In fact, Meenal even let me pour my heart out when the love of my life, Shammi Kapoor, died, a favour I can never forget.

So there's a long list of things for which I'm grateful to Meenal Baghel's Mumbai Mirror. But what perhaps tops that list is the space given to me to report on the forgotten cases of the 1992-1993 riots.

The smallest twists in those cases; those courtroom proceedings that reveal so much about both the routine callousness of the State towards its citizens and the latter's heroism, would have gone unrecorded had it not been for Meenal's acknowledgement of their importance.

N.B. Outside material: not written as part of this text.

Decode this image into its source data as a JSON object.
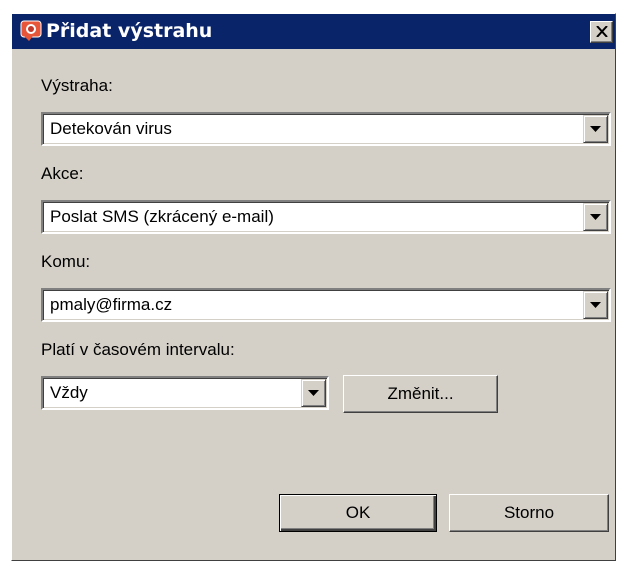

Indeed, despite my extreme reluctance, Meenal even made me write a personalised account of my pursuit of those cases. Occasionally, she'd ask me to comment on momentous developments related to December 6, 1992. After receiving the piece, she'd call up: "Make it personal, why do you think I'm asking you to do it?"

Vinod Mehta, my editor for nine years in the 1980s, moulded me as a journalist. Whatever I learnt working under him, has not just been put to the test, but its boundaries have been pushed over the last 12 years by Meenal Baghel.

I hope that the untimely closure of Mumbai Mirror does not mean the end of such pressure by her. I'm not ready yet to act like a senior citizen.